The crop was precision drilled with 40kg of N on the seedbed. DAP was applied at drilling, with additional N planned at this point for third leaf emergence – before the drought of summer 2018.
Drone images were taken pre-crop, at drilling, emergence of leaf one and four and at closing canopy using a standard DJI Phantom 4 model, with rented mapping software from Agrovista UK used to produce the analysis map.
He said: “A drone image will take out green pixels, so the more depth of green visible on an image, the healthier the plant.”
“Images at third leaf showed poor plant emergence in parts of the field, most notably in the south-west and north of the field, as well as some in the south-west, with rabbit damage becoming clear at fourth leaf.
At canopy closure, this became less apparent, although coverage of plants in the centre of the field was thinner.
“Weeds were identifiable in the drone images before the maize and in the maize, but only once they were as big as a 50p piece in size and interestingly, my recommendations (the agronomist) and the qualified farmer’s (drone interpreter) for herbicide and fertiliser application were the same.”
Explaining whether he thought maize agronomy could be done solely with a drone, Mr Green said drones would be better used as an assistant to, rather than a replacement for, agronomists on the ground.
“Drones are a reactive, rather than a proactive tool, but can be useful for spotting wider problems an agronomist may not be able to see as clearly.
“When scenarios show up on a drone image they have already happened.
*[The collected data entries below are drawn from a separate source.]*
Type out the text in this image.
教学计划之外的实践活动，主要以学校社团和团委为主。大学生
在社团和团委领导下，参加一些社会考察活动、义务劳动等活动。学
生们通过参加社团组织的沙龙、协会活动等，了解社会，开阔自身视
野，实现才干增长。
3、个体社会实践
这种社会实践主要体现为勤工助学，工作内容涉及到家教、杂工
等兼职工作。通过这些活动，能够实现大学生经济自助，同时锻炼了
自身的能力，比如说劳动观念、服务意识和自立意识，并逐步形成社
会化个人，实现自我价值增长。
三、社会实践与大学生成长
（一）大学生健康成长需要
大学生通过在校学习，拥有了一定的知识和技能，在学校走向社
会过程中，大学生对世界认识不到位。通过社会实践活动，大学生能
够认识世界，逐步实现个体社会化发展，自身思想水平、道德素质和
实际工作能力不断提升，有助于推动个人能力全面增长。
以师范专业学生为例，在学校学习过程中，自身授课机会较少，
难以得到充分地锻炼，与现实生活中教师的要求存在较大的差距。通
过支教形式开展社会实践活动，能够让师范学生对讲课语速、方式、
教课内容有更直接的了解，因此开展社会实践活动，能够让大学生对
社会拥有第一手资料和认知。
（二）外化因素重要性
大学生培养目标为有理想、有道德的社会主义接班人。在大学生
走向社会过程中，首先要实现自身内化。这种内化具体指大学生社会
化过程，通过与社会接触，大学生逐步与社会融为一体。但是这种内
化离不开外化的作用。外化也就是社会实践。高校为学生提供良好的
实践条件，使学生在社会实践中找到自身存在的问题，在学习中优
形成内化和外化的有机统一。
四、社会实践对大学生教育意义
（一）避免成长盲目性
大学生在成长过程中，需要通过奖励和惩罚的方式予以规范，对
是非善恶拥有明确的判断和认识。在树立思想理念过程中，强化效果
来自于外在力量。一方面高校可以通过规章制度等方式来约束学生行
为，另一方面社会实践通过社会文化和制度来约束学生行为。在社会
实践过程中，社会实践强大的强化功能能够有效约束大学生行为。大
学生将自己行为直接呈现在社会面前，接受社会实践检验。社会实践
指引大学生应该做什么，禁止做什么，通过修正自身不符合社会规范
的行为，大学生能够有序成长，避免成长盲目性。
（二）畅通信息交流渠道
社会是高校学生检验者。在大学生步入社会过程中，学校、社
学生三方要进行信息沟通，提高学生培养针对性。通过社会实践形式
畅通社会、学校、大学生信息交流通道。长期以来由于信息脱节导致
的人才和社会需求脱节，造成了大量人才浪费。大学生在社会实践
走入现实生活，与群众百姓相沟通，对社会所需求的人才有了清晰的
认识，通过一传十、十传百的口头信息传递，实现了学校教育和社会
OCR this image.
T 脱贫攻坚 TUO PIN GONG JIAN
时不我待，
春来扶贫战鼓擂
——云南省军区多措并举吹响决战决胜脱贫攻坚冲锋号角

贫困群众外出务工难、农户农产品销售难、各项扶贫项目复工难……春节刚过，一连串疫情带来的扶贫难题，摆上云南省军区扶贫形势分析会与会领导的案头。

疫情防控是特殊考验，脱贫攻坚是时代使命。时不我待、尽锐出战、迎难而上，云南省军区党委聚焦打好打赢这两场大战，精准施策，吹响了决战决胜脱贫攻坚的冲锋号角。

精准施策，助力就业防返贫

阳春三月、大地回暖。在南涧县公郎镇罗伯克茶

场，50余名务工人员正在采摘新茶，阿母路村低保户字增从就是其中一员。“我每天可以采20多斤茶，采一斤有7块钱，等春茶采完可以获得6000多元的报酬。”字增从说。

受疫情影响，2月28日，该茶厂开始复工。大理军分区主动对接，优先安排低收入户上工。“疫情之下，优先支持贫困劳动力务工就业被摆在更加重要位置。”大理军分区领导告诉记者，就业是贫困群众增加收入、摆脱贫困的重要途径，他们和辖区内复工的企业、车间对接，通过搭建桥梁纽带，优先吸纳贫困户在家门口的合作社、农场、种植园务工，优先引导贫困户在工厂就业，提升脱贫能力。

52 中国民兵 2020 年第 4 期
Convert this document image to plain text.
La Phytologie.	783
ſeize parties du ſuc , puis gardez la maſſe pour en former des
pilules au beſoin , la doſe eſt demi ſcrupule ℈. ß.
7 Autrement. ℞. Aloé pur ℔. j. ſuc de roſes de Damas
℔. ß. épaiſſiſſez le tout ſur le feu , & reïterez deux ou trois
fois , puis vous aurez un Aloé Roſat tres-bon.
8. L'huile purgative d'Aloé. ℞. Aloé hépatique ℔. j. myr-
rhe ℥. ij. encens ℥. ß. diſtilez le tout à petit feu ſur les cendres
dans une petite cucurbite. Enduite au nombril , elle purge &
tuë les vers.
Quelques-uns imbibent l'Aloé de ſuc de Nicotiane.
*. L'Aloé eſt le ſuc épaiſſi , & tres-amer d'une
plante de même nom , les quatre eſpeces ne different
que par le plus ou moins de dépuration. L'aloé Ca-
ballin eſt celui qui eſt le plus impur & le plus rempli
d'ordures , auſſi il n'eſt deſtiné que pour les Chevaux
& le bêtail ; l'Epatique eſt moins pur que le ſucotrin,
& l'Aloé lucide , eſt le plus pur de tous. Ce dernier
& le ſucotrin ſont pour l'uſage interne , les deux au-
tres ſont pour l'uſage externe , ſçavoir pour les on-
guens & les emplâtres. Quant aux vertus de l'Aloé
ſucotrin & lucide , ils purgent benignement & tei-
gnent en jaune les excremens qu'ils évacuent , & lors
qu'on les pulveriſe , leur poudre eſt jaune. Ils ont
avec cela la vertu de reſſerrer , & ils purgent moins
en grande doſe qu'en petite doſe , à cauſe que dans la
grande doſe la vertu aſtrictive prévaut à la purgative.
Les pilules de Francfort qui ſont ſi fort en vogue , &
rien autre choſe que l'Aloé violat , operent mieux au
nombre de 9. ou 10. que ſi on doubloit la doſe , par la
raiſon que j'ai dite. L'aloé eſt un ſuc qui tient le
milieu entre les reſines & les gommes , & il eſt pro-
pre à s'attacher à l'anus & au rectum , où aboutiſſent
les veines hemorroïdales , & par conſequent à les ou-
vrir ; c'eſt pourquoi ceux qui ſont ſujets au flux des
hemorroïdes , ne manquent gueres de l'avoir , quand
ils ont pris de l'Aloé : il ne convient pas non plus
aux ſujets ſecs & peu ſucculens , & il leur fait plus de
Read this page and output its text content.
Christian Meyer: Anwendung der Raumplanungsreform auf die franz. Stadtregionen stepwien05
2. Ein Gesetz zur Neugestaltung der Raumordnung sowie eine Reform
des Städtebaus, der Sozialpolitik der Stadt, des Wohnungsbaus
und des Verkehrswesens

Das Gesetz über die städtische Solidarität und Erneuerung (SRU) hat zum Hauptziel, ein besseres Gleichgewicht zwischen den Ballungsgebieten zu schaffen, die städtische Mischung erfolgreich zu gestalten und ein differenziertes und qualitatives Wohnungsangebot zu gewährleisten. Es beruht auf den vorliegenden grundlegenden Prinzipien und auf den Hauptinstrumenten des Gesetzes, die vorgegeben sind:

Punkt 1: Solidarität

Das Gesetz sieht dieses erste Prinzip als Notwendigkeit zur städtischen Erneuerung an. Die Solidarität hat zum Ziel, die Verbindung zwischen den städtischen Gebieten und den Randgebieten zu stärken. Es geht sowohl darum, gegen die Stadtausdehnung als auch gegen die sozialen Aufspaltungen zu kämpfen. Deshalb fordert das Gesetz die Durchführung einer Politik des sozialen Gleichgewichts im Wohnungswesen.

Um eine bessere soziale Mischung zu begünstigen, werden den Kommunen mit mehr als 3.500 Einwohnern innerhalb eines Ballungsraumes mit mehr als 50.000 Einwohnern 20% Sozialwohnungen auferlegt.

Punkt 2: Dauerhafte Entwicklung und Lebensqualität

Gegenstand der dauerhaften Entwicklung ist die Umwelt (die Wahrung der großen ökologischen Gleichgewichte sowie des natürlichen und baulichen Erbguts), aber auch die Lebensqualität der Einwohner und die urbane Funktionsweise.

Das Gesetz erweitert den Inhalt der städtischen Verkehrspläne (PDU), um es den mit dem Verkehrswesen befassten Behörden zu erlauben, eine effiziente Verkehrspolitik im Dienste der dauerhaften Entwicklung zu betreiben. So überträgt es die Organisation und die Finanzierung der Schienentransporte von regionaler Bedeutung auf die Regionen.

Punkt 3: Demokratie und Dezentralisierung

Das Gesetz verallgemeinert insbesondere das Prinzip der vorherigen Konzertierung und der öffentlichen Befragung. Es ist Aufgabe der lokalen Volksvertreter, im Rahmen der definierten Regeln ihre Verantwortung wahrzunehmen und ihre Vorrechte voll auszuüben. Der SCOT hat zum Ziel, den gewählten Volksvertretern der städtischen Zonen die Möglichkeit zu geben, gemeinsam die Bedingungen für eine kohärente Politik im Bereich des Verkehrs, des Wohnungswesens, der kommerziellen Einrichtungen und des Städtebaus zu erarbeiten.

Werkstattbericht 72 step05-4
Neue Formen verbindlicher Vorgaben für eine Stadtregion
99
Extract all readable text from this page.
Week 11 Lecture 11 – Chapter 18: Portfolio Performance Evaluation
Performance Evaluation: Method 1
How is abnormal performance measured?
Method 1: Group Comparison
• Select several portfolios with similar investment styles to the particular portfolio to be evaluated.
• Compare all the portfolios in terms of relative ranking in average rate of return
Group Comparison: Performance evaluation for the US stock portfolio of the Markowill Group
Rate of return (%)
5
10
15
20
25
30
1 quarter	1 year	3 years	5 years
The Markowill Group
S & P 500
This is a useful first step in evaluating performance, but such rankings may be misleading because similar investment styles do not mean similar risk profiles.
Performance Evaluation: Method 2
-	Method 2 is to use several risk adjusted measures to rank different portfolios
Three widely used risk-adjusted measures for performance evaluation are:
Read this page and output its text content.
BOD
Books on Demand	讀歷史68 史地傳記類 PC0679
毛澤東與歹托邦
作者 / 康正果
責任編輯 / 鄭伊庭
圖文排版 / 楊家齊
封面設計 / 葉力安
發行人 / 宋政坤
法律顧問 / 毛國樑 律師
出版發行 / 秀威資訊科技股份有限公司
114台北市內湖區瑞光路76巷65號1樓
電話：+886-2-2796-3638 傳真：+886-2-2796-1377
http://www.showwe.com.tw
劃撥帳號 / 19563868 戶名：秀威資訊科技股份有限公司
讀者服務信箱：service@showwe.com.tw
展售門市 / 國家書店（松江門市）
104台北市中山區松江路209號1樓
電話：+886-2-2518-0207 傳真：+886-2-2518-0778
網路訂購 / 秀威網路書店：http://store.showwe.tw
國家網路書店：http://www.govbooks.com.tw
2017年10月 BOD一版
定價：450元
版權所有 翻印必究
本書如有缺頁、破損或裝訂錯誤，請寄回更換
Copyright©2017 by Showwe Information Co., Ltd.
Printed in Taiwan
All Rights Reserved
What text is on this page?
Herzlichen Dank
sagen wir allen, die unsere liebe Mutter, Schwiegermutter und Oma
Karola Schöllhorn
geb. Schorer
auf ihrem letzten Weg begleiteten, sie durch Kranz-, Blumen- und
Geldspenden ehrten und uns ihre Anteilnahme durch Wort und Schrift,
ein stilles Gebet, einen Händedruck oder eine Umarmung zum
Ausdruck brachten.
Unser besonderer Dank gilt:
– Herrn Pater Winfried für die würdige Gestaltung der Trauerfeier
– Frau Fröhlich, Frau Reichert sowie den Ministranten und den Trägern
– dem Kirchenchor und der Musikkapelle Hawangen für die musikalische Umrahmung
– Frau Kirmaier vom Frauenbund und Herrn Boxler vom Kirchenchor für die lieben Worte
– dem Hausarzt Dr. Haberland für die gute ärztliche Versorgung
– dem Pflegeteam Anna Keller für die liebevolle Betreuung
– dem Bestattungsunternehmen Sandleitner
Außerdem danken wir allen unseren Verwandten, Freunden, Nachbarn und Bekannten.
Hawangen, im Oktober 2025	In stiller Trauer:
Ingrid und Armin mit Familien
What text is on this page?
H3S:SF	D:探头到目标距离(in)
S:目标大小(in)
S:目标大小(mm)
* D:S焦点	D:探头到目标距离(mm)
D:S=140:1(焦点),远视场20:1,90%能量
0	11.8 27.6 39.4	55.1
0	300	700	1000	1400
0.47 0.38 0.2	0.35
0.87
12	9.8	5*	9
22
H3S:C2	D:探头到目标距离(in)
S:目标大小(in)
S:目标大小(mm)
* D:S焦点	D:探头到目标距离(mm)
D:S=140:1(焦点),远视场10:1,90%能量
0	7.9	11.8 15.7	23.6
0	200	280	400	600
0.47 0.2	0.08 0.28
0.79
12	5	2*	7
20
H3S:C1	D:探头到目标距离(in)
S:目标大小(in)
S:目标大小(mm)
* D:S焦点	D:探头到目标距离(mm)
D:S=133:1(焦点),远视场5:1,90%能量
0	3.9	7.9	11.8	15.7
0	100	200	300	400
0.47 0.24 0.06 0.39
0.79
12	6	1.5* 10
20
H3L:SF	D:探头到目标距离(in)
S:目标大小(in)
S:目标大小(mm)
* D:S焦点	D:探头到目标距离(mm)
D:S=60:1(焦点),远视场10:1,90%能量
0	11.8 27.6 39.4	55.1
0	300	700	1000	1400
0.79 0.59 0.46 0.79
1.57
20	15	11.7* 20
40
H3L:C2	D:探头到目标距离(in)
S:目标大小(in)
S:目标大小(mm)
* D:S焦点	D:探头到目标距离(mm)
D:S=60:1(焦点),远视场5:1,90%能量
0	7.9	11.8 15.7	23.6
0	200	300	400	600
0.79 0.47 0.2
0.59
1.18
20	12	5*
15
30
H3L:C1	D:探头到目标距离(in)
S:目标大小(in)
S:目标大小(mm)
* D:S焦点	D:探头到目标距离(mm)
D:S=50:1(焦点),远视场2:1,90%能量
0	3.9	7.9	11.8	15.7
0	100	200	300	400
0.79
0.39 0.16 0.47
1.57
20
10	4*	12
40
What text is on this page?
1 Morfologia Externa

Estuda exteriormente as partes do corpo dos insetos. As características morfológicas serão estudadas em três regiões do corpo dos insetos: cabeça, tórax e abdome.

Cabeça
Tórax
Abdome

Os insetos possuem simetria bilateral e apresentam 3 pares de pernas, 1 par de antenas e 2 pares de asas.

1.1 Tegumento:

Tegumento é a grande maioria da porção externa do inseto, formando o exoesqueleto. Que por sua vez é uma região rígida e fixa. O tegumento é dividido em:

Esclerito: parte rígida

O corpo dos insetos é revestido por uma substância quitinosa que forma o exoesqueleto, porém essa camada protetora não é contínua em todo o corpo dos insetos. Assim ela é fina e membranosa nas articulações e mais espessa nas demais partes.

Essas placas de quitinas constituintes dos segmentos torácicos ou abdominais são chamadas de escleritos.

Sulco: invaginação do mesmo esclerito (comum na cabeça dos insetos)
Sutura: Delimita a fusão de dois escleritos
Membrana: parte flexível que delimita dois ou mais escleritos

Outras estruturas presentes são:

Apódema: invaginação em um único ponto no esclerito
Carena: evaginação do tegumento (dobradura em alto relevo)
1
But with that information is the opportunity to make better decisions, potentially around seedbed conditions, weed control or nutrients.”
“They give a bird’s eye view of what is happening on the ground which means they can be a good checking tool for weed patches, maize eyespot, compaction, land drains and diseases, as well as being used to make biomass predictions.”
As part of his trial, Mr Green explained the drone image was able to pick up delayed emergence in the centre of the field because of a paler first leaf at emergence one, which never caught up as the crop progressed.
This may not have been noticed by an agronomist on the ground walking the field on an average two-week basis.
“Using a drone is a quick process. I can check 140 hectares in 20 minutes using two batteries and I know the whole field, including corners, has been checked.
“But flight time is a drawback (on average 20 minutes per battery), weed ID is more time consuming and specialist software is needed to produce the images for analysis, as well as weather conditions which can dictate when to fly.”